Mais il sait également prendre soins de ces poulets brahma. D’originne indienne, ce poulet est l’une des plus grosses races de volailles, caractérisé par sa grande taille.
Au Niger, ils sont nombreux comme Laouali à se lancer dans de petites fermes d'élevage, de cette race de poule dont le couple se vend jusqu'à 200 mille Francs Cfa (300€).
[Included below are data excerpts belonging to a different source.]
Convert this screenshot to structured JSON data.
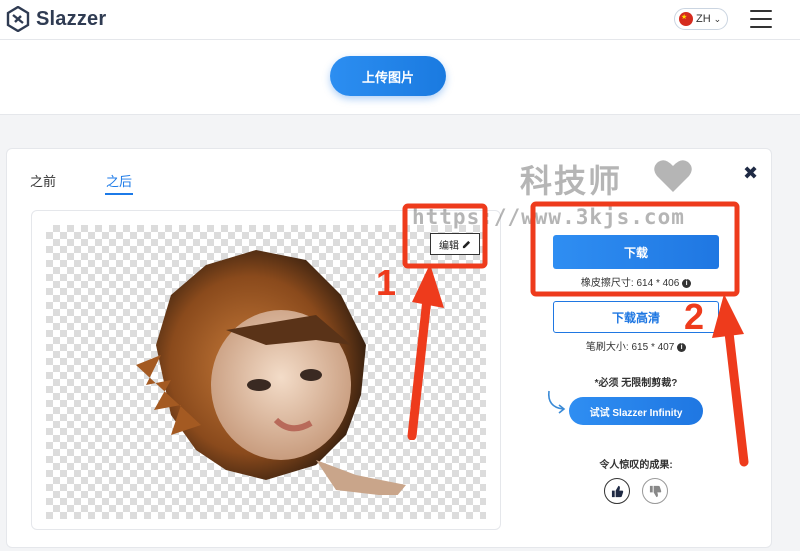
{
  "header": {
    "logo_text": "Slazzer",
    "language": "ZH",
    "lang_chevron": "⌄",
    "menu_icon": "hamburger-icon"
  },
  "upload": {
    "button_label": "上传图片"
  },
  "card": {
    "tabs": [
      {
        "label": "之前",
        "active": false
      },
      {
        "label": "之后",
        "active": true
      }
    ],
    "close_label": "✖",
    "preview": {
      "edit_label": "编辑"
    },
    "actions": {
      "download_label": "下载",
      "eraser_size_text": "橡皮擦尺寸: 614 * 406",
      "hd_download_label": "下载高清",
      "brush_size_text": "笔刷大小: 615 * 407",
      "must_text": "*必须 无限制剪裁?",
      "infinity_label": "试试 Slazzer Infinity",
      "amazing_text": "令人惊叹的成果:"
    }
  },
  "annotations": {
    "watermark_title": "科技师",
    "watermark_url": "https://www.3kjs.com",
    "marker_1": "1",
    "marker_2": "2"
  },
  "colors": {
    "brand_blue": "#1f77e2",
    "annotation_red": "#ee3b1c"
  }
}
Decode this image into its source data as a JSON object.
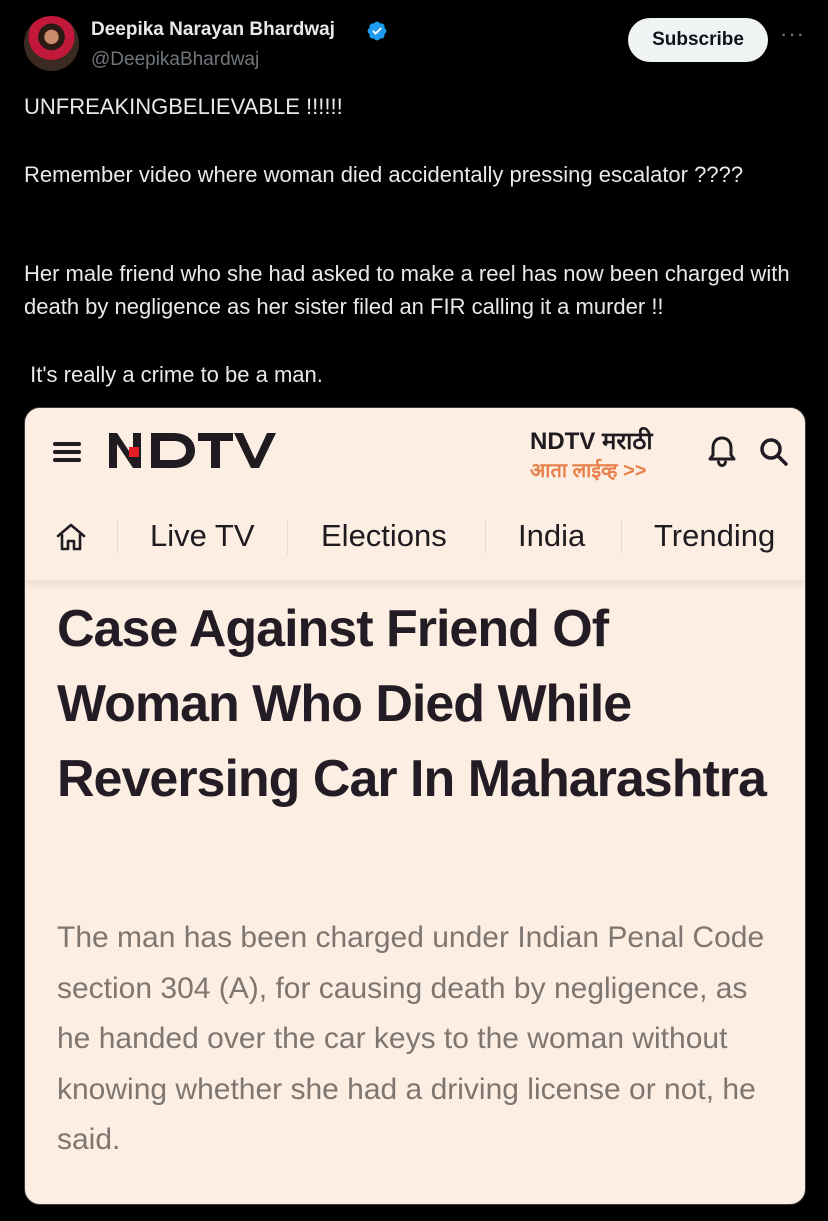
{
  "tweet": {
    "author_name": "Deepika Narayan Bhardwaj",
    "author_handle": "@DeepikaBhardwaj",
    "subscribe_label": "Subscribe",
    "more_label": "···",
    "paragraphs": [
      "UNFREAKINGBELIEVABLE !!!!!!",
      "Remember video where woman died accidentally pressing escalator ????",
      "Her male friend who she had asked to make a reel has now been charged with death by negligence as her sister filed an FIR calling it a murder !!",
      " It's really a crime to be a man."
    ]
  },
  "card": {
    "brand": "NDTV",
    "marathi_title": "NDTV मराठी",
    "marathi_live": "आता लाईव्ह >>",
    "nav_items": [
      "Live TV",
      "Elections",
      "India",
      "Trending"
    ],
    "headline": "Case Against Friend Of Woman Who Died While Reversing Car In Maharashtra",
    "summary": "The man has been charged under Indian Penal Code section 304 (A), for causing death by negligence, as he handed over the car keys to the woman without knowing whether she had a driving license or not, he said."
  },
  "colors": {
    "background": "#000000",
    "card_background": "#fdeee3",
    "verified": "#1d9bf0",
    "ndtv_red": "#e31e24",
    "marathi_orange": "#e8804a"
  }
}
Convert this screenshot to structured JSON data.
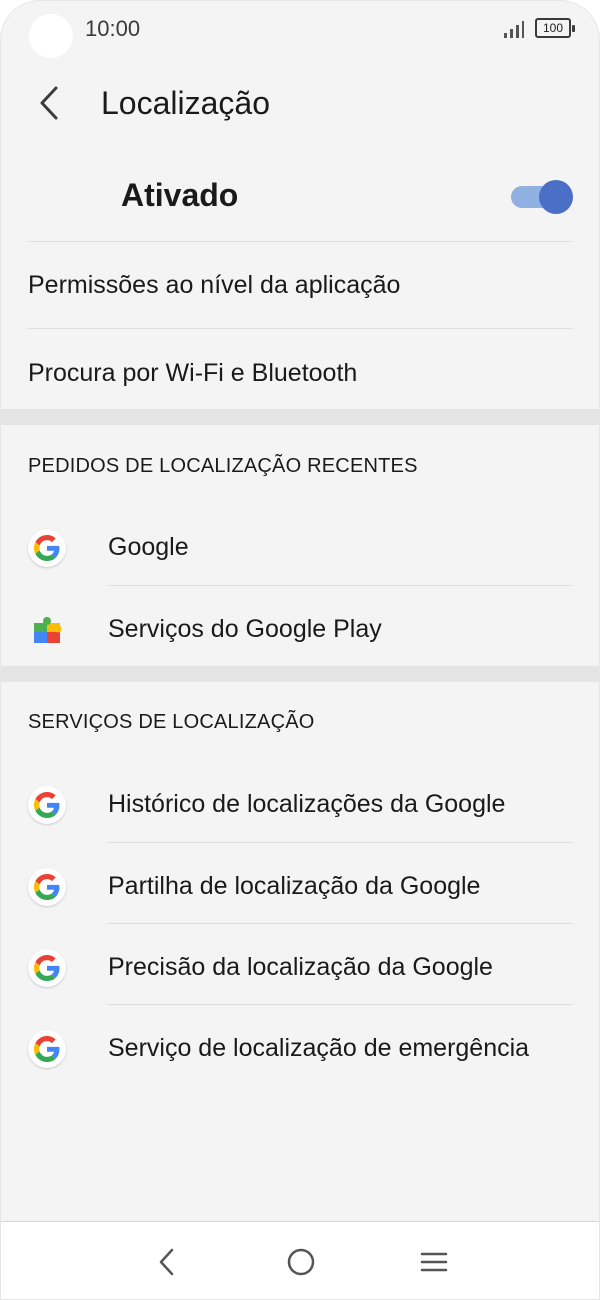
{
  "status_bar": {
    "time": "10:00",
    "battery": "100",
    "icons": [
      "signal-icon",
      "battery-icon"
    ]
  },
  "header": {
    "title": "Localização",
    "back_icon": "chevron-left-icon"
  },
  "master_switch": {
    "label": "Ativado",
    "state": "on",
    "colors": {
      "track": "#8fb0e0",
      "thumb": "#4a6fc4"
    }
  },
  "settings": [
    {
      "label": "Permissões ao nível da aplicação"
    },
    {
      "label": "Procura por Wi-Fi e Bluetooth"
    }
  ],
  "recent_requests": {
    "header": "PEDIDOS DE LOCALIZAÇÃO RECENTES",
    "items": [
      {
        "label": "Google",
        "icon": "google-icon"
      },
      {
        "label": "Serviços do Google Play",
        "icon": "google-play-services-icon"
      }
    ]
  },
  "location_services": {
    "header": "SERVIÇOS DE LOCALIZAÇÃO",
    "items": [
      {
        "label": "Histórico de localizações da Google",
        "icon": "google-icon"
      },
      {
        "label": "Partilha de localização da Google",
        "icon": "google-icon"
      },
      {
        "label": "Precisão da localização da Google",
        "icon": "google-icon"
      },
      {
        "label": "Serviço de localização de emergência",
        "icon": "google-icon"
      }
    ]
  },
  "nav_bar": {
    "icons": [
      "back-icon",
      "home-icon",
      "menu-icon"
    ]
  }
}
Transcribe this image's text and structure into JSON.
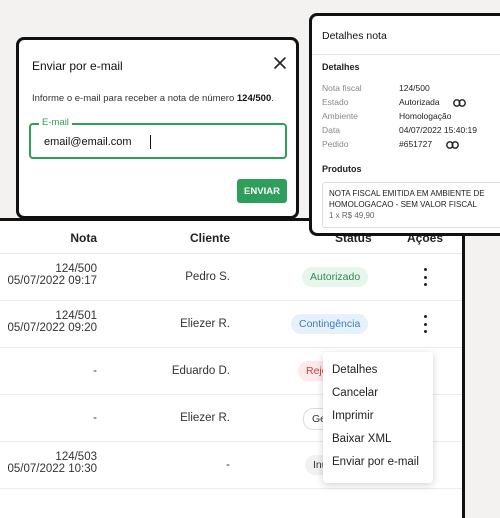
{
  "table": {
    "headers": {
      "nota": "Nota",
      "cliente": "Cliente",
      "status": "Status",
      "acoes": "Ações"
    },
    "rows": [
      {
        "nota_number": "124/500",
        "nota_date": "05/07/2022 09:17",
        "cliente": "Pedro S.",
        "status": "Autorizado"
      },
      {
        "nota_number": "124/501",
        "nota_date": "05/07/2022 09:20",
        "cliente": "Eliezer R.",
        "status": "Contingência"
      },
      {
        "nota_dash": "-",
        "cliente": "Eduardo D.",
        "status": "Rejeitado",
        "status_visible": "Reje"
      },
      {
        "nota_dash": "-",
        "cliente": "Eliezer R.",
        "status": "Gerada",
        "status_visible": "Ge"
      },
      {
        "nota_number": "124/503",
        "nota_date": "05/07/2022 10:30",
        "cliente": "-",
        "status": "Inutilizada",
        "status_visible": "Inu"
      }
    ]
  },
  "menu": {
    "items": [
      "Detalhes",
      "Cancelar",
      "Imprimir",
      "Baixar XML",
      "Enviar por e-mail"
    ]
  },
  "email_dialog": {
    "title": "Enviar por e-mail",
    "text_prefix": "Informe o e-mail para receber a nota de número ",
    "nota_number": "124/500",
    "text_suffix": ".",
    "field_label": "E-mail",
    "field_value": "email@email.com",
    "send_label": "ENVIAR"
  },
  "details": {
    "title": "Detalhes nota",
    "section_detalhes": "Detalhes",
    "fields": [
      {
        "label": "Nota fiscal",
        "value": "124/500"
      },
      {
        "label": "Estado",
        "value": "Autorizada"
      },
      {
        "label": "Ambiente",
        "value": "Homologação"
      },
      {
        "label": "Data",
        "value": "04/07/2022 15:40:19"
      },
      {
        "label": "Pedido",
        "value": "#651727"
      }
    ],
    "section_produtos": "Produtos",
    "product": {
      "name": "NOTA FISCAL EMITIDA EM AMBIENTE DE HOMOLOGACAO - SEM VALOR FISCAL",
      "qty_price": "1 x R$ 49,90"
    }
  },
  "colors": {
    "primary_green": "#2e9e5b",
    "status_authorized": "#2e8b4e",
    "status_contingency": "#3a7cc4",
    "status_rejected": "#d43a3a"
  }
}
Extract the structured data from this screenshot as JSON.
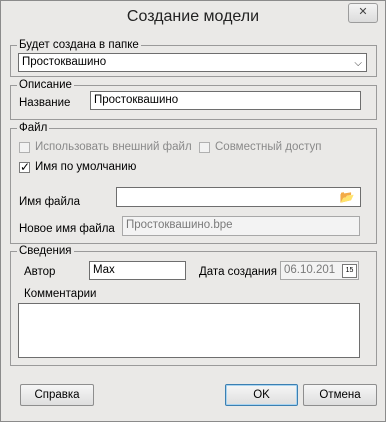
{
  "window": {
    "title": "Создание модели",
    "close_glyph": "✕"
  },
  "folder_group": {
    "label": "Будет создана  в папке",
    "selected": "Простоквашино"
  },
  "description_group": {
    "label": "Описание",
    "name_label": "Название",
    "name_value": "Простоквашино"
  },
  "file_group": {
    "label": "Файл",
    "use_external_label": "Использовать внешний файл",
    "use_external_checked": false,
    "shared_access_label": "Совместный доступ",
    "shared_access_checked": false,
    "default_name_label": "Имя по умолчанию",
    "default_name_checked": true,
    "file_name_label": "Имя файла",
    "file_name_value": "",
    "new_file_name_label": "Новое имя файла",
    "new_file_name_value": "Простоквашино.bpe"
  },
  "info_group": {
    "label": "Сведения",
    "author_label": "Автор",
    "author_value": "Max",
    "created_label": "Дата создания",
    "created_value": "06.10.201",
    "calendar_glyph": "15",
    "comments_label": "Комментарии",
    "comments_value": ""
  },
  "buttons": {
    "help": "Справка",
    "ok": "OK",
    "cancel": "Отмена"
  }
}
''S’il est bien nourri, le male peut aller jusqu’à 5kg et la femelle jusqu’à 4kg. La chair est vraiment très bonne, meilleur qu’un autre poulet'', explique l’éleveur.
Le mot brahma signifie ''grand'' en langue indienne, traduisant ainsi le caractère massif de cette race de poule d'origine asiatique.
Il s’agit d’une volaille très rustique, docile, facile à élever, s'adaptant à tous les types de climat.
Elle est surtout utilisée dans l'ornement des maisons.
Les vendeurs ciblent une clientèle toute particulière en raison de son coût élevé.
''Nous visons uniquement les personnages ayant les moyens comme les députés ou les ministres, car son prix de vente est important'', explique M. Laouali.
Les éleveurs et revendeurs de la brahma se plaignent de la réticence des banques à subventionner cette filière jugée à risque, selon elles, du fait des épizooties qui engendrent souvent de lourdes pertes dans le secteur avicole.